- Born: 17 November 1971 (age 54) Odisha, India
- Education: Utkal University
- Occupations: Sanskrit scholar, editor and author
- Writing career
- Language: Sanskrit, Odia, English
- Genres: Sanskrit, Indian literature

= Sampadananda Mishra =

Indian Sanskrit scholar

Sampadananda Mishra (ସମ୍ପଦାନନ୍ଦ ମିଶ୍ର, born 17 November 1971) is a Sanskrit scholar from Odisha, specializing in grammar. Mishra was awarded the Maharshi Badrayan Vyas Award for Sanskrit in 2012 by the President of India Pratibha Patil. He was conferred with Sahitya Akademi Bala Puraskar 2018 for his book Shanaih Shanaih. Detailed profile of him can be seen HERE.

==Education and career==
Grandson of a Sanskrit Pandit, Mishra received a post-graduate degree in Sanskrit from Utkal University. He received an MPhil in Sanskrit Grammar from under V. Kutumba Sastry of Pondicherry University and completed his doctorate from Utkal University on Sanskrit and the evolution of human speech.

From September 1995 to March 2021, Mishra served as the director of Sri Aurobindo Foundation for Indian Culture (SAFIC), Puducherry. Currently, Mishra works as Dean - Culture and Director of the Centre for Human Sciences at Rishihood University, Haryana.

== Books ==
Some of his books are:

- Sampadananda Mishra.
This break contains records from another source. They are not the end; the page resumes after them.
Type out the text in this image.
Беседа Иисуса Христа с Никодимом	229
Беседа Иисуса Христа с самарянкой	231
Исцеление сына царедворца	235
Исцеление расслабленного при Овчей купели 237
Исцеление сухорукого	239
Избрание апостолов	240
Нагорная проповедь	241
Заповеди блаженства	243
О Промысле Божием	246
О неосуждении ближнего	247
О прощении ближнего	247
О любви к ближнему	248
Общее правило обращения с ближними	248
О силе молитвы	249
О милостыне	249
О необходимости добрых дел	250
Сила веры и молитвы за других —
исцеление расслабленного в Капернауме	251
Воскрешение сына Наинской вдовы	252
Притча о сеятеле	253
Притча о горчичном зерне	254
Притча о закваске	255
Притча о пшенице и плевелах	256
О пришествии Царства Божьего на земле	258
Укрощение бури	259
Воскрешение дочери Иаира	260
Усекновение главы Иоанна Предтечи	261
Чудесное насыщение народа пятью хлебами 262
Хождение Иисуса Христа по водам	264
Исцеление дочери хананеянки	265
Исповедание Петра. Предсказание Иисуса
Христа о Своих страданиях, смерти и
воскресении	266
Sanskrit and the Evolution of Human Speech. Sri Aurobindo Institute of Research in Social Sciences, 2006. ISBN 978-81-7060-236-1. 171 pp.
- Sampadananda Mishra. Stotravali: A Book of Hymns and Prayers in Sanskrit. Sri Aurobindo Institute of Research in Social Sciences, 2006. ISBN 978-81-7060-203-3. 316 pp.
- Sampadananda Mishra (ed.). The Century of Life of Sri Aurobindo with original verses of Bhartrihari. Sri Aurobindo Institute of Research in Social Sciences, 2005. ISBN 978-81-7060-120-3. 128 pp.
- Sampadananda Mishra. Sri Aurobindo and Sanskrit. Sri Aurobindo Institute of Research in Social Sciences, 2001. ISBN 978-81-7060-159-3. 118 pp.
- Sampadananda Mishra and Vijay Poddar. The wonder that is Sanskrit. Mapin Publishing Gp Pty Ltd, 2001. ISBN 978-1-890206-50-5. 210 pp.
- Sampadananda Mishra. Hasyamanjari: A book of humorous stories in Sanskrit. Sri Aurobindo Institute of Research in Social Sciences, 2001. ISBN 978-81-7060-162-3. 42 pp.
- Sampadananda Mishra. Chandovallari: A handbook of Sanskrit prosody. Sri Aurobindo Institute of Research in Social Sciences, 1999. ISBN 978-81-7060-123-4. 147 pp.
- Sampadananda Mishra. Shanaih Shaniah - A book of Rhyming Songs in Sanskrit, AuroPublications, Sri Aurobindo Society, Pondicherry. ISBN 978-81-7060-381-8. 56pp

== Unique initiatives ==

=== Divyavani Sanskrit Radio ===
In August 2013 Mishra launched the first ever 24/7 Sanskrit Radio called 'Divyavani Sanskrit Radio'.

=== Samskrita Balasahitya Parishad ===
In 2014 Mishra founded Samskrita Balasahitya Parishad for creating, evaluating and propagating qualitative children's literature in Sanskrit.

=== Vande Mataram Library ===
The library plans to publish several volumes of religious and non-religious Sanskrit texts with translations. Mishra floated the idea of an indigenous effort in translating Sanskrit texts, a few days after Hindu Nationalists lodged a petition against the Murty Classical Library of India (MCLI); it was argued that the MCLI works were of a high quality but lacked in cultural understandings. Thus, he co-founded the Vande Mataram Library Trust, an open-source project to translate almost all important scriptures available in Sanskrit.